Marissa Dupont said...

SEND ME A LETTERBOX TO PLANT, please oh please!

However, do not consider my request an endorsement. Despite your reluctance to allow a ten-year-old to rule our country, I regret to inform you that our country is currently being ruled by one who has the brain of someone MUCH younger than ten. And MR. FORD SIMMS a.k.a. SOLAR FLAIR has the brain of someone MUCH older than ten. And definitely the brain of someone much older than someone with the brain of say... Maine Kokopellian. :D

SOLAR FLAIR FOR PRESIDENT!

six stars said...

I, too, would love for you to send me a box to plant and they would most likely end up in close (less than 10 miles apart?) proximity if you sent one to both of us!
No one will get my vote 'til the very end!

six stars

Anonymous said...

As a citizen in this great state of New Hampshire, I must say that I will only give my vote to someone who I have met in person. Stumping here is a long valued tradition. That would lead me to vote for Mr. Team NH and his merry band...
However, having been a victim of the devious actions of he afore-mentioned band...
I may settle for a letterbox in lieu of a handshake...
Mrs. V of "The Vs"

Anonymous said...

LOL! Very informative and amusing. I am still undecided, but leaning toward Solar Flair. I would however love a letterbox to plant if your handing them out :)

-OrbitalMom

Anonymous said...

Another candidate has declared for the Presedency. Now this is getting interesting...

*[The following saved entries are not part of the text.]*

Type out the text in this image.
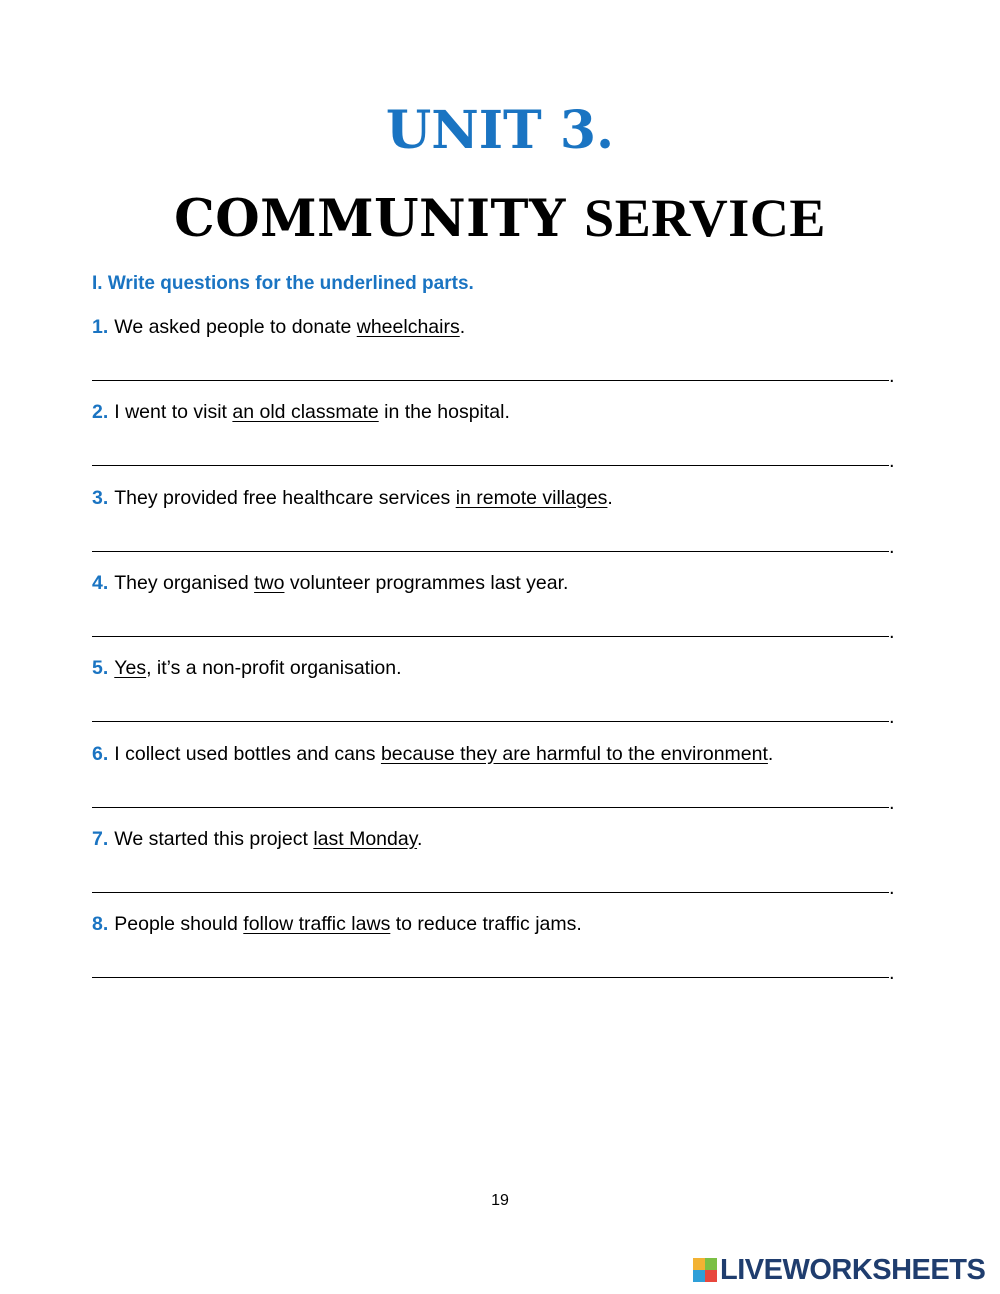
UNIT 3.
COMMUNITY SERVICE
I. Write questions for the underlined parts.
1. We asked people to donate wheelchairs.
.
2. I went to visit an old classmate in the hospital.
.
3. They provided free healthcare services in remote villages.
.
4. They organised two volunteer programmes last year.
.
5. Yes, it’s a non-profit organisation.
.
6. I collect used bottles and cans because they are harmful to the environment.
.
7. We started this project last Monday.
.
8. People should follow traffic laws to reduce traffic jams.
.
19
LIVEWORKSHEETS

At this time I feel I must reserve judgement, as yet, about whom may receive my vote. The platform and policies promulgated thus far by Mr. Yuk are intriguing.

However, I think an examination of an example of his work will most assuredly facilitate my decision. I await one of your letterboxes, sir.

Connfederate

Anonymous said...

You get my vote Mr. Yuk. The swing decision was the No. 2 offer. Here Here!!! I'm ready to vote NOW!!